CSIS has published an important new report on the Future of MCC as a model for aid programming. The report should be widely as it shows a much needed and refined understanding of foreign aid management and policy issues. The MCC should be protected most importantly because it responds to a country-led demand for more development funding for infrastructure than we currently provide. Since its founding MCC countries have chosen to use 55% of their compact funding for infrastructure because other donor aid agencies do not, mainly because of opposition from environmental groups and some NGOs.
Speaker Ryan and other Republican leaders have proposed moving USAID’s development assistance to the MCC. The Heritage Foundation proposes moving the rest of USAID to the State Department. For many Republicans, the performance based model of the MCC is a great innovation which should be applied to all aid programs. Performance-based systems for aid allocation make sense if the sector earmarks are all abolished and all aid programs are designed incountry. Health programs and humanitarian assistance make up 50% of the entire U.S. government aid program. Distributing malaria or HIV/AIDS funding should be done based on how high the infection rates are, not on the overall performance of the local government on other issues, which would make no sense at all. Most disaster assistance is to countries in crisis such as Sudan, South Sudan, Somalia, Syria and Iraq. How many of these countries would qualify for the MCC? None.

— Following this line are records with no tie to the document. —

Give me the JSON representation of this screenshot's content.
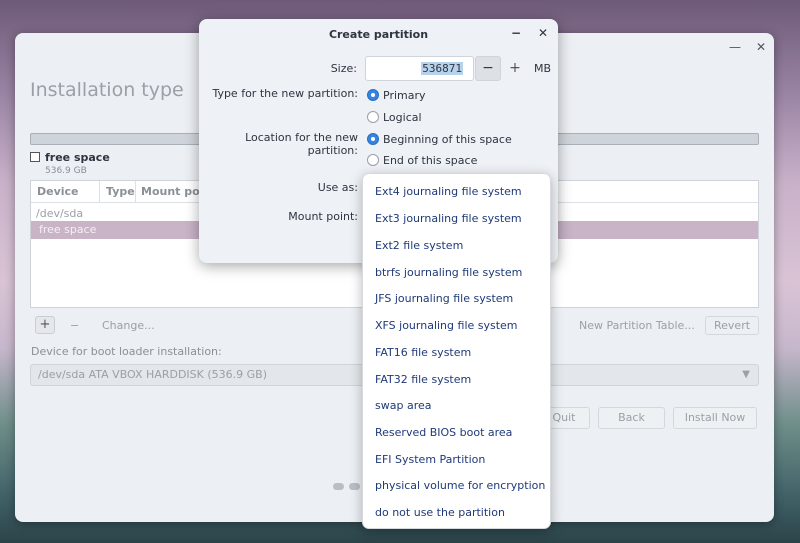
{
  "main": {
    "title": "Installation type",
    "window_buttons": [
      "—",
      "✕"
    ],
    "free_space": {
      "label": "free space",
      "size": "536.9 GB"
    },
    "table": {
      "headers": [
        "Device",
        "Type",
        "Mount poin"
      ],
      "rows": [
        "/dev/sda",
        "free space"
      ]
    },
    "toolbar": {
      "add": "+",
      "remove": "−",
      "change": "Change...",
      "new_table": "New Partition Table...",
      "revert": "Revert"
    },
    "bootloader": {
      "label": "Device for boot loader installation:",
      "value": "/dev/sda   ATA VBOX HARDDISK (536.9 GB)"
    },
    "nav": {
      "quit": "Quit",
      "back": "Back",
      "install": "Install Now"
    }
  },
  "dialog": {
    "title": "Create partition",
    "buttons": [
      "−",
      "✕"
    ],
    "size_label": "Size:",
    "size_value": "536871",
    "unit": "MB",
    "type_label": "Type for the new partition:",
    "type_options": [
      "Primary",
      "Logical"
    ],
    "type_selected": "Primary",
    "location_label": "Location for the new partition:",
    "location_options": [
      "Beginning of this space",
      "End of this space"
    ],
    "location_selected": "Beginning of this space",
    "use_as_label": "Use as:",
    "mount_label": "Mount point:"
  },
  "use_as_menu": [
    "Ext4 journaling file system",
    "Ext3 journaling file system",
    "Ext2 file system",
    "btrfs journaling file system",
    "JFS journaling file system",
    "XFS journaling file system",
    "FAT16 file system",
    "FAT32 file system",
    "swap area",
    "Reserved BIOS boot area",
    "EFI System Partition",
    "physical volume for encryption",
    "do not use the partition"
  ]
}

One of the greatest national security threat to the United States are fragile and failing states as I mentioned earlier. How much MCC funding would go to these states? None.

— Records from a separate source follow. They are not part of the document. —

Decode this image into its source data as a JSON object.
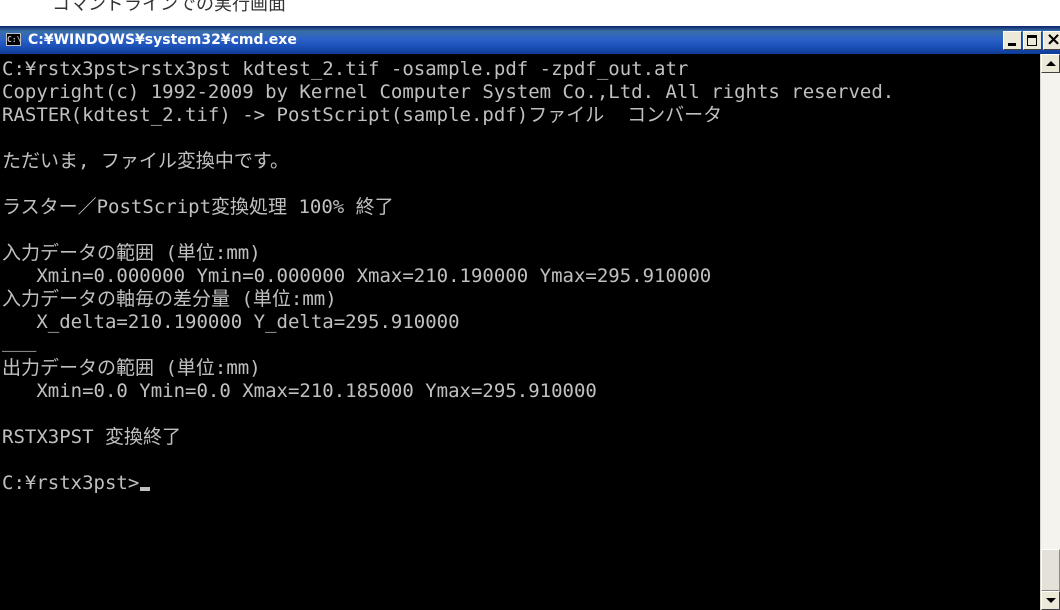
{
  "page_caption": "コマンドラインでの実行画面",
  "window": {
    "title": "C:¥WINDOWS¥system32¥cmd.exe",
    "icon_label": "C:\\",
    "icon": "console-app-icon",
    "controls": {
      "minimize": "minimize-icon",
      "maximize": "maximize-icon",
      "close": "close-icon"
    }
  },
  "console": {
    "lines": [
      "C:¥rstx3pst>rstx3pst kdtest_2.tif -osample.pdf -zpdf_out.atr",
      "Copyright(c) 1992-2009 by Kernel Computer System Co.,Ltd. All rights reserved.",
      "RASTER(kdtest_2.tif) -> PostScript(sample.pdf)ファイル  コンバータ",
      "",
      "ただいま, ファイル変換中です。",
      "",
      "ラスター／PostScript変換処理 100% 終了",
      "",
      "入力データの範囲 (単位:mm)",
      "   Xmin=0.000000 Ymin=0.000000 Xmax=210.190000 Ymax=295.910000",
      "入力データの軸毎の差分量 (単位:mm)",
      "   X_delta=210.190000 Y_delta=295.910000",
      "___",
      "出力データの範囲 (単位:mm)",
      "   Xmin=0.0 Ymin=0.0 Xmax=210.185000 Ymax=295.910000",
      "",
      "RSTX3PST 変換終了",
      "",
      "C:¥rstx3pst>"
    ]
  },
  "scrollbar": {
    "up": "scroll-up-arrow-icon",
    "down": "scroll-down-arrow-icon",
    "position_fraction": 1.0
  },
  "colors": {
    "console_bg": "#000000",
    "console_text": "#c0c0c0",
    "titlebar": "#2d63c8",
    "title_text": "#ffffff"
  }
}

Much of our aid funding go to countries of strategic significance to the United States such as Afghanistan and Pakistan, Ukraine, and Jordan and Egypt, not because of good performance or human need but because they make a difference to our security interests. Should we abandon our national security interests?

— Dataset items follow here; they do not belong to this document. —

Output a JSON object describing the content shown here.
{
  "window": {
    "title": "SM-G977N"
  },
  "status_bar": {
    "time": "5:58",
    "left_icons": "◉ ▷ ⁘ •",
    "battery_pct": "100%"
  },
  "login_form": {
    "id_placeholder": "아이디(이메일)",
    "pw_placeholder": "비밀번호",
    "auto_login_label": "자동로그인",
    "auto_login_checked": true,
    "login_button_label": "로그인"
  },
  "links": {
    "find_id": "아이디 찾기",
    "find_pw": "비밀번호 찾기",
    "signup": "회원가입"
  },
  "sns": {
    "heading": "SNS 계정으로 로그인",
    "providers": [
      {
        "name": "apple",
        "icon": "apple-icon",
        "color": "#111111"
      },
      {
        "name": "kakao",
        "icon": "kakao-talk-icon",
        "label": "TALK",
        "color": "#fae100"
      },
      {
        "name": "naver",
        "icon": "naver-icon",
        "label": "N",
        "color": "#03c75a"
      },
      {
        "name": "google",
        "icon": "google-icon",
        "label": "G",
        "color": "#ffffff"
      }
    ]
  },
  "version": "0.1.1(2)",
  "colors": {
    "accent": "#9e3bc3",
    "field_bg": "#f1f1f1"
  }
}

Moving aid programs to the State Department makes little sense. State is not organized to manage programmatic risk which is very high in aid programs. It arguably has the weakest Inspector General’s function in the federal government, does not hire or promote its officers based on their knowledge of the technical disciplines which make up development theory and practice, and has a limited procurement and program management functions. If the disaster relief programs were moved to the State Department the US government world leadership in this area would be seriously compromised. State is a diplomatic institution, not a development agency. The notion that there is an overlap between what USAID and State Regional Bureaus do is devoid of any operational understanding of what the two organizations do for work. State regards spending money as a clerical function, USAID understands programming, overseeing, and evaluation the expenditure of development dollars to be at the center of what it does. Let State do its job; let USAID do its job.
Finally let me conclude on a more optimistic note. The development challenges facing the United States and the world require new approaches. We started the Global Development Alliance as now the largest Public Private partnership for development in the world. We should expand this initiative perhaps in ways and new avenues. Having a USAID mission in Brazil and India make little sense at their point in their history. They can manage their own development. We should consider new forms of development cooperation with middle income countries that involve technical and university exchanges, and university linkages programs.